Sandra Steingraber Orion Jun 2021 20min Permalink
On the novelist’s experience in movie-making.
Raymond Chandler The Atlantic Nov 1945 15min Permalink
On living in Syria as an Alawite loyalist.
Robert F. Worth New York Times Magazine Jun 2013 20min Permalink
Catching up with Edward Snowden in Moscow.
James Bamford Wired Aug 2014 10min Permalink
Two summers spent teaching and living in the hills of Tennessee.
W.E.B. Du Bois The Atlantic Jan 1899 15min Permalink
Meet John Zerzan, arguably the most influential anarchist in America.
Zander Sherman The Believer Dec 2015 30min Permalink
One man’s story.
Joshua Partlow Washington Post Mar 2015 10min Permalink
On gay life in Saudi Arabia.
Nadya Labi The Atlantic May 2007 25min Permalink
“We’re living in the age of assholes now.”
David Marchese Vulture Sep 2017 30min Permalink
Struggling to go legal in the underworld of finch smuggling.
Kimon de Greef Guernica Mar 2021 15min Permalink
The whole thing began over a puddle in the driveway. Eight years later, Peter Nygard and his neighbor Louis Bacon, who own houses next to each other in paradise, have spent tens of millions in a constantly escalating legal war. Neither man spends much time on the island anymore.
Eric Koningsberg Vanity Fair Dec 2015 25min Permalink
The Tiwonge Chimbalanga, a transgender woman who was imprisoned four years ago in Malawi for getting engaged to a man. Pardoned and freed, she now scrapes by living in exile in South Africa.
Mark Gevisser The Guardian Nov 2014 20min Permalink
In February 2010, a killer whale named Tilikum dragged his SeaWorld trainer into the pool and drowned her. It was the third time the orca had been involved in a death during his 27 years in captivity. This is his story.
Tim Zimmermann Outside Jul 2010 35min Permalink
On labels.
Andrea Bennett hazlitt.net Sep 2018 10min Permalink
“Those who were born in the U.S.S.R. and those born after its collapse do not share a common experience,” wrote Svetlana Alexievich, who won the Nobel Prize in literature in 2015. “It’s like they’re from different planets.”
Julia Ioffee National Geographic Nov 2016 15min Permalink
One frosty October morning in 1991, a newborn baby boy is found inside a plastic bag in an Oslo graveyard. This is his story, in nine parts.
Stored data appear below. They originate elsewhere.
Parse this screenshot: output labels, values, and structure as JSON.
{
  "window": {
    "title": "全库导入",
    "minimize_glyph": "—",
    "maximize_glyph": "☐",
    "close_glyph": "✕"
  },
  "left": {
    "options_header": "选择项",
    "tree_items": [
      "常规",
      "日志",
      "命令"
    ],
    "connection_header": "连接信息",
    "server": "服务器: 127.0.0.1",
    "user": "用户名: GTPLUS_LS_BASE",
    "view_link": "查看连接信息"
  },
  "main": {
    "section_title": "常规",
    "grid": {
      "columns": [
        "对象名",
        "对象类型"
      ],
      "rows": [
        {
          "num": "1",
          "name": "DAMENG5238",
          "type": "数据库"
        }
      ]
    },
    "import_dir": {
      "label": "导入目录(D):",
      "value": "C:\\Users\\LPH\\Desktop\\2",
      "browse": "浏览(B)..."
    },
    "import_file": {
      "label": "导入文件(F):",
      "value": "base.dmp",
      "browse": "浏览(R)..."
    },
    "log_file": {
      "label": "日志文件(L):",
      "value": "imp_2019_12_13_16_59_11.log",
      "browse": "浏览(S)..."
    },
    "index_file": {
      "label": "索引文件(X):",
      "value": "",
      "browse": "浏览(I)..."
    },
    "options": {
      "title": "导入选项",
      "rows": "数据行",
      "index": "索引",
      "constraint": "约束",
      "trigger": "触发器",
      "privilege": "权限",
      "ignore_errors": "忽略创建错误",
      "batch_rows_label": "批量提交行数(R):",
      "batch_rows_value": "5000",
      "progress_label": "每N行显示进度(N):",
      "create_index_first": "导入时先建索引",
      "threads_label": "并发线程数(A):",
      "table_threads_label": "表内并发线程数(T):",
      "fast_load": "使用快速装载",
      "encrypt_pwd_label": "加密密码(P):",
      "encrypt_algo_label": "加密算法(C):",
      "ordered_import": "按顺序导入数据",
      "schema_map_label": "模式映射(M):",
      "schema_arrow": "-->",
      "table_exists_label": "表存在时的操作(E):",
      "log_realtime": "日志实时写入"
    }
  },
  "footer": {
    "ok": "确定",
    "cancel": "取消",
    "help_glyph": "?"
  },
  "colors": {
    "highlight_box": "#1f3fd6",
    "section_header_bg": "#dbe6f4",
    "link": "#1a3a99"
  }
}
Bernt Jakob Oksnes Dagbladet Oct 2016 2h Permalink
In just the past few years, one union has organized close to 10,000 Florida adjuncts, in what is one of the most remarkable and little-noticed large scale labor campaigns in the country.
Hamilton Nolan Splinter Jun 2019 20min Permalink
In 2001, a young Japanese woman walked into the North Dakota woods and froze to death. Had she come in search of the $1 million dollars buried nearby in the film Fargo?